Na capital amazonense não existe coleta de esgoto na maior parte da cidade, sendo os resíduos lançados in natura nos igarapés, córregos e rios, levando à cidade a ocupar destaque entre os piores índices de atendimento do país. Apenas 10,2% da população têm serviço público de coleta de esgotos e perdem-se 44,2% da água potável produzida. Entretanto, tem-se ali a tarifa mais alta da região amazônica, R$ 5,31/m³, e a quarta tarifa mais elevada do Brasil.
O Brasil na contramão
Desde meados de 2018, a narrativa falaciosa do Governo Federal, apoiada por grandes corporações e entidades ligadas a esses grupos, tem se empenhado em convencer a sociedade que a situação atual do saneamento básico no país somente irá melhorar com privatização.
Esse discurso coloca o Brasil na contramão da tendência mundial pela reestatização de serviços públicos como ocorreu em Paris, Berlim, Atlanta, Johannesburg, Buenos Aires, Jacarta, Kuala Lumpur, Indianapolis, La Paz, Valladolid e Turim. O Governo Federal insiste em forçar a privatização dos serviços públicos de água e esgoto, moda dos anos 1990 que está ultrapassada por motivos como: (i) desempenho medíocre das empresas privadas; (ii) subinvestimento; (ii) aumento abusivo de preços e dos custos operacionais e; (iv) dificuldade em fiscalizar a empresa privada; (v) falta de transparência financeira; e (vi) má qualidade de serviço. A transformação da água em mercadoria implica favorecer a apropriação pelas classes mais abastadas da sociedade e classificar/desclassificar aqueles que não possuem dinheiro para pagar como subcidadãos (ROCHA, 2019).

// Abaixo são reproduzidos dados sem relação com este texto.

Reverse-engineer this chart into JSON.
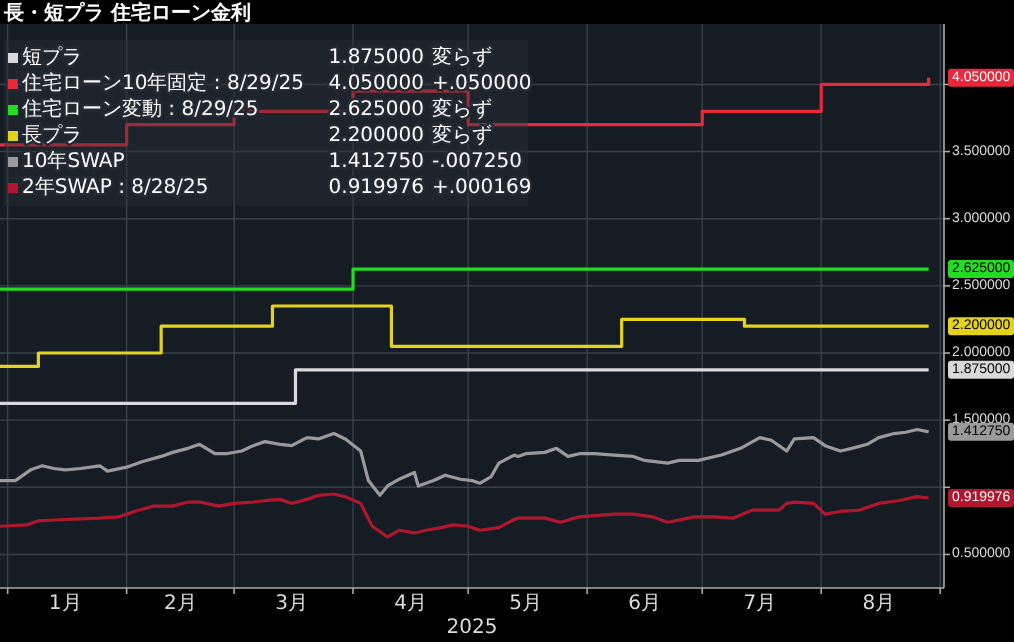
{
  "chart_data": {
    "type": "line",
    "title": "長・短プラ 住宅ローン金利",
    "xlabel": "2025",
    "xlim": [
      "2024-12-30",
      "2025-09-02"
    ],
    "xticks": [
      {
        "value": "2025-01-01",
        "label": null
      },
      {
        "value": "2025-01-16",
        "label": "1月"
      },
      {
        "value": "2025-02-01",
        "label": null
      },
      {
        "value": "2025-02-15",
        "label": "2月"
      },
      {
        "value": "2025-03-01",
        "label": null
      },
      {
        "value": "2025-03-16",
        "label": "3月"
      },
      {
        "value": "2025-04-01",
        "label": null
      },
      {
        "value": "2025-04-16",
        "label": "4月"
      },
      {
        "value": "2025-05-01",
        "label": null
      },
      {
        "value": "2025-05-16",
        "label": "5月"
      },
      {
        "value": "2025-06-01",
        "label": null
      },
      {
        "value": "2025-06-16",
        "label": "6月"
      },
      {
        "value": "2025-07-01",
        "label": null
      },
      {
        "value": "2025-07-16",
        "label": "7月"
      },
      {
        "value": "2025-08-01",
        "label": null
      },
      {
        "value": "2025-08-16",
        "label": "8月"
      },
      {
        "value": "2025-09-01",
        "label": null
      }
    ],
    "ylim": [
      0.25,
      4.45
    ],
    "yticks": [
      {
        "value": 0.5,
        "label": "0.500000"
      },
      {
        "value": 1,
        "label": null
      },
      {
        "value": 1.5,
        "label": "1.500000"
      },
      {
        "value": 2,
        "label": "2.000000"
      },
      {
        "value": 2.5,
        "label": "2.500000"
      },
      {
        "value": 3,
        "label": "3.000000"
      },
      {
        "value": 3.5,
        "label": "3.500000"
      },
      {
        "value": 4,
        "label": null
      }
    ],
    "grid": true,
    "legend": "top left",
    "series": [
      {
        "name": "短プラ",
        "type": "step",
        "color": "#d9d9d9",
        "x": [
          "2024-12-30",
          "2025-03-17",
          "2025-08-29"
        ],
        "values": [
          1.625,
          1.875,
          1.875
        ],
        "value_labels": [
          null,
          null,
          "1.875000"
        ]
      },
      {
        "name": "住宅ローン10年固定 : 8/29/25",
        "type": "step",
        "color": "#e8283c",
        "x": [
          "2024-12-30",
          "2025-02-01",
          "2025-03-01",
          "2025-04-01",
          "2025-05-01",
          "2025-07-01",
          "2025-08-01",
          "2025-08-29"
        ],
        "values": [
          3.55,
          3.7,
          3.8,
          3.95,
          3.7,
          3.8,
          4.0,
          4.05
        ],
        "value_labels": [
          null,
          null,
          null,
          null,
          null,
          null,
          null,
          "4.050000"
        ]
      },
      {
        "name": "住宅ローン変動 : 8/29/25",
        "type": "step",
        "color": "#22dd22",
        "x": [
          "2024-12-30",
          "2025-04-01",
          "2025-08-29"
        ],
        "values": [
          2.475,
          2.625,
          2.625
        ],
        "value_labels": [
          null,
          null,
          "2.625000"
        ]
      },
      {
        "name": "長プラ",
        "type": "step",
        "color": "#e3d21e",
        "x": [
          "2024-12-30",
          "2025-01-09",
          "2025-02-10",
          "2025-03-11",
          "2025-04-11",
          "2025-06-10",
          "2025-07-12",
          "2025-08-29"
        ],
        "values": [
          1.9,
          2.0,
          2.2,
          2.35,
          2.05,
          2.25,
          2.2,
          2.2
        ],
        "value_labels": [
          null,
          null,
          null,
          null,
          null,
          null,
          null,
          "2.200000"
        ]
      },
      {
        "name": "10年SWAP",
        "type": "line",
        "color": "#9a9a9a",
        "x": [
          "2024-12-30",
          "2025-01-03",
          "2025-01-07",
          "2025-01-10",
          "2025-01-13",
          "2025-01-16",
          "2025-01-20",
          "2025-01-25",
          "2025-01-27",
          "2025-02-01",
          "2025-02-05",
          "2025-02-10",
          "2025-02-13",
          "2025-02-17",
          "2025-02-20",
          "2025-02-24",
          "2025-02-27",
          "2025-03-03",
          "2025-03-06",
          "2025-03-09",
          "2025-03-13",
          "2025-03-16",
          "2025-03-20",
          "2025-03-23",
          "2025-03-27",
          "2025-03-30",
          "2025-04-03",
          "2025-04-05",
          "2025-04-08",
          "2025-04-10",
          "2025-04-13",
          "2025-04-17",
          "2025-04-18",
          "2025-04-22",
          "2025-04-25",
          "2025-04-29",
          "2025-05-02",
          "2025-05-04",
          "2025-05-07",
          "2025-05-09",
          "2025-05-13",
          "2025-05-14",
          "2025-05-16",
          "2025-05-21",
          "2025-05-24",
          "2025-05-27",
          "2025-05-30",
          "2025-06-03",
          "2025-06-08",
          "2025-06-13",
          "2025-06-16",
          "2025-06-22",
          "2025-06-25",
          "2025-06-30",
          "2025-07-06",
          "2025-07-11",
          "2025-07-16",
          "2025-07-19",
          "2025-07-23",
          "2025-07-25",
          "2025-07-30",
          "2025-08-02",
          "2025-08-06",
          "2025-08-09",
          "2025-08-13",
          "2025-08-16",
          "2025-08-20",
          "2025-08-23",
          "2025-08-26",
          "2025-08-29"
        ],
        "values": [
          1.05,
          1.05,
          1.13,
          1.16,
          1.14,
          1.13,
          1.14,
          1.16,
          1.12,
          1.15,
          1.19,
          1.23,
          1.26,
          1.29,
          1.32,
          1.25,
          1.25,
          1.27,
          1.31,
          1.34,
          1.32,
          1.31,
          1.37,
          1.36,
          1.4,
          1.36,
          1.27,
          1.05,
          0.94,
          1.01,
          1.06,
          1.11,
          1.01,
          1.05,
          1.09,
          1.06,
          1.05,
          1.03,
          1.08,
          1.18,
          1.24,
          1.23,
          1.25,
          1.26,
          1.29,
          1.23,
          1.25,
          1.25,
          1.24,
          1.23,
          1.2,
          1.18,
          1.2,
          1.2,
          1.24,
          1.29,
          1.37,
          1.35,
          1.27,
          1.36,
          1.37,
          1.31,
          1.27,
          1.29,
          1.32,
          1.37,
          1.4,
          1.41,
          1.43,
          1.41275
        ],
        "value_labels": [
          null,
          null,
          null,
          null,
          null,
          null,
          null,
          null,
          null,
          null,
          null,
          null,
          null,
          null,
          null,
          null,
          null,
          null,
          null,
          null,
          null,
          null,
          null,
          null,
          null,
          null,
          null,
          null,
          null,
          null,
          null,
          null,
          null,
          null,
          null,
          null,
          null,
          null,
          null,
          null,
          null,
          null,
          null,
          null,
          null,
          null,
          null,
          null,
          null,
          null,
          null,
          null,
          null,
          null,
          null,
          null,
          null,
          null,
          null,
          null,
          null,
          null,
          null,
          null,
          null,
          null,
          null,
          null,
          null,
          "1.412750"
        ]
      },
      {
        "name": "2年SWAP : 8/28/25",
        "type": "line",
        "color": "#b0172e",
        "x": [
          "2024-12-30",
          "2025-01-06",
          "2025-01-09",
          "2025-01-16",
          "2025-01-25",
          "2025-01-30",
          "2025-02-03",
          "2025-02-08",
          "2025-02-13",
          "2025-02-17",
          "2025-02-20",
          "2025-02-25",
          "2025-03-01",
          "2025-03-06",
          "2025-03-09",
          "2025-03-13",
          "2025-03-16",
          "2025-03-20",
          "2025-03-23",
          "2025-03-27",
          "2025-03-30",
          "2025-04-03",
          "2025-04-06",
          "2025-04-10",
          "2025-04-13",
          "2025-04-17",
          "2025-04-20",
          "2025-04-24",
          "2025-04-27",
          "2025-05-01",
          "2025-05-04",
          "2025-05-09",
          "2025-05-13",
          "2025-05-14",
          "2025-05-16",
          "2025-05-21",
          "2025-05-25",
          "2025-05-30",
          "2025-06-08",
          "2025-06-13",
          "2025-06-18",
          "2025-06-22",
          "2025-06-29",
          "2025-07-04",
          "2025-07-09",
          "2025-07-14",
          "2025-07-21",
          "2025-07-23",
          "2025-07-25",
          "2025-07-30",
          "2025-08-02",
          "2025-08-06",
          "2025-08-11",
          "2025-08-16",
          "2025-08-21",
          "2025-08-26",
          "2025-08-29"
        ],
        "values": [
          0.71,
          0.72,
          0.75,
          0.76,
          0.77,
          0.78,
          0.82,
          0.86,
          0.86,
          0.89,
          0.89,
          0.86,
          0.88,
          0.89,
          0.9,
          0.91,
          0.88,
          0.91,
          0.94,
          0.95,
          0.93,
          0.88,
          0.71,
          0.63,
          0.68,
          0.66,
          0.68,
          0.7,
          0.72,
          0.71,
          0.68,
          0.7,
          0.76,
          0.77,
          0.77,
          0.77,
          0.74,
          0.78,
          0.8,
          0.8,
          0.78,
          0.74,
          0.78,
          0.78,
          0.77,
          0.83,
          0.83,
          0.88,
          0.89,
          0.88,
          0.8,
          0.82,
          0.83,
          0.88,
          0.9,
          0.93,
          0.919976
        ],
        "value_labels": [
          null,
          null,
          null,
          null,
          null,
          null,
          null,
          null,
          null,
          null,
          null,
          null,
          null,
          null,
          null,
          null,
          null,
          null,
          null,
          null,
          null,
          null,
          null,
          null,
          null,
          null,
          null,
          null,
          null,
          null,
          null,
          null,
          null,
          null,
          null,
          null,
          null,
          null,
          null,
          null,
          null,
          null,
          null,
          null,
          null,
          null,
          null,
          null,
          null,
          null,
          null,
          null,
          null,
          null,
          null,
          null,
          "0.919976"
        ]
      }
    ],
    "annotations": [
      "1.875000",
      "変らず",
      "4.050000",
      "+.050000",
      "2.625000",
      "変らず",
      "2.200000",
      "変らず",
      "1.412750",
      "-.007250",
      "0.919976",
      "+.000169"
    ]
  }
}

Garantir o acesso à água de qualidade e aos serviços públicos de saneamento básico de forma universal e integral, com transparência nas ações e submetido ao controle social e, também, que o Saneamento Básico seja prioridade de Estado, com recursos garantidos de forma perene e permanente, inclusive com subsídios para a população de baixa-renda.